Later that afternoon, Santa showed up. We had already finished our main gift exchange, but the man in red always makes an appearance anyway to bring a few extra trinkets for the kids. Even the ones who don’t think Santa is real get something, so everybody plays along. My children’s beliefs are for sale to the highest bidder. This year, Santa was played by one of my parents’ friends who none of the grandkids know. He was the first Santa who didn’t have someone blurt out his real identity. Obviously, he deserved a reward. I gave him a small sampling of the whiskeyest whiskey. Giving him the bad stuff would have been a one-way ticket to the naughty list. We wanted him to stick around and have more, but he needed to remain sober for a long night of driving the sleigh. It was a great Christmas all around. My only regret is that we didn’t try to mount the bird feeder. Six whiskeys in is always the best time to get out the power tools.

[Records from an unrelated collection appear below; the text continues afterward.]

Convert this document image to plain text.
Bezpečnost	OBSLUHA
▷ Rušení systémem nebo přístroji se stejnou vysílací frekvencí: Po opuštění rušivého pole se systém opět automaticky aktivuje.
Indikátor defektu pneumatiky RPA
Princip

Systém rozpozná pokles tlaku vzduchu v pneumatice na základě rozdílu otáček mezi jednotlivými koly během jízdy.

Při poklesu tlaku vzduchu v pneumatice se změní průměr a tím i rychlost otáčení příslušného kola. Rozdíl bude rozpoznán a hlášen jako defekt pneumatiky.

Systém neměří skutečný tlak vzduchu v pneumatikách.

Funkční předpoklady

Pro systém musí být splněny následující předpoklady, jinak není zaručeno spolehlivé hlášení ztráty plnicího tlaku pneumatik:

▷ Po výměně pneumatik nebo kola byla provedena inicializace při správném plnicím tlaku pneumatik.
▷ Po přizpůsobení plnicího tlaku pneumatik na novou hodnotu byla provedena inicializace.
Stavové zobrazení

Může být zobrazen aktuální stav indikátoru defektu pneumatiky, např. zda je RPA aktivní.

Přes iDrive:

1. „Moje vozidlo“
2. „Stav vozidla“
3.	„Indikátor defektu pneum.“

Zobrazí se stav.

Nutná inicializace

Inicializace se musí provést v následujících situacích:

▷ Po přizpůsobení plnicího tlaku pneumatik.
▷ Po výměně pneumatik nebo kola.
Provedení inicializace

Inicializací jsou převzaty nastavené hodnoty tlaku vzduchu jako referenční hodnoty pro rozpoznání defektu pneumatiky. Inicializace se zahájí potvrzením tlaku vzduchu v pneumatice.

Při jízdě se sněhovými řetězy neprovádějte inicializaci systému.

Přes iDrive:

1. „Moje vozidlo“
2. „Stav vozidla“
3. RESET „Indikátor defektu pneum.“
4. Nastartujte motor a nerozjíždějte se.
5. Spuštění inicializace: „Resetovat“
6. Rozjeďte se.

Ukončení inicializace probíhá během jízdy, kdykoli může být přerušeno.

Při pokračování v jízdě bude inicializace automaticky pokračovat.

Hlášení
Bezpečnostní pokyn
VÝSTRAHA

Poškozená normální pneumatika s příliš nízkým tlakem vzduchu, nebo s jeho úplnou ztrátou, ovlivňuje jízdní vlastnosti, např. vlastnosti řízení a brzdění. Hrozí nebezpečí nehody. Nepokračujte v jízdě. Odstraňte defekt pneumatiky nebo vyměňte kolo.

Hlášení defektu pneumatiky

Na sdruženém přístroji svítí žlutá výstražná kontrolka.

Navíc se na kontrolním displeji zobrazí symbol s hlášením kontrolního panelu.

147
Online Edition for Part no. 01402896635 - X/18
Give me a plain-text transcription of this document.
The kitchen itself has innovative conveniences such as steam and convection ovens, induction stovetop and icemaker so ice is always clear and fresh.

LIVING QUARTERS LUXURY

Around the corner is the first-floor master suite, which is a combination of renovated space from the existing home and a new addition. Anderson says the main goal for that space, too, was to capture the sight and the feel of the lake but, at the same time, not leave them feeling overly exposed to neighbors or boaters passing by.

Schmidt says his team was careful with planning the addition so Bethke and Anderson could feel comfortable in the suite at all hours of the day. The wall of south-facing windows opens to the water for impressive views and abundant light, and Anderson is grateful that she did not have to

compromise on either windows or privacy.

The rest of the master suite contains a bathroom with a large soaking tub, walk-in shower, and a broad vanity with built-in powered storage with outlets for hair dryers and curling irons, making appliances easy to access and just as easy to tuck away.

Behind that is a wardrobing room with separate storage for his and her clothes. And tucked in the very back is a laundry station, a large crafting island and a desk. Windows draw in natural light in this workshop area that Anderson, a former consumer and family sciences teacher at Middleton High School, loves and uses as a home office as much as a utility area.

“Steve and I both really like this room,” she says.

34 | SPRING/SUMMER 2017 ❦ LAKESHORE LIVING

Anyway, that’s all I’ve got for now. Catch you next time.
James
Oh my gosh that picture of the living room with Santa, the excited kids and dog, and the drunk uncles is a classic! You got the Christmas everyone wants! I’m glad you shared it and wish you many more.
That seems quite wonderful and yet, for me, terrible. It’s too peopley for me, lol. You got what you wanted, booze, I got what I wanted, resin. Because I can pretty much make any craft you can think of (yes, I can weld wire. Yep, I can chip at marble. Nope, not saying how either looks); I always ask for supplies. This year the guys hit it out of the park. I may never come out of my craft room. Well, new puppies, so no, I will, but when they’re safely asleep in the beds I’m creating something! Wish we could post pictures so you could see what the hell I’m talking about but then this newsletter would be mine and not yours, lol. One of the problems about Christmas gifts is that we’re all adults who buy what we want when we want it if the money is there. So by the time Christmas rolls around were at a loss. I mostly buy clothes for the guys because thats the one thing they won’t buy for themselves. Dogs got squeaky toys. God help us all.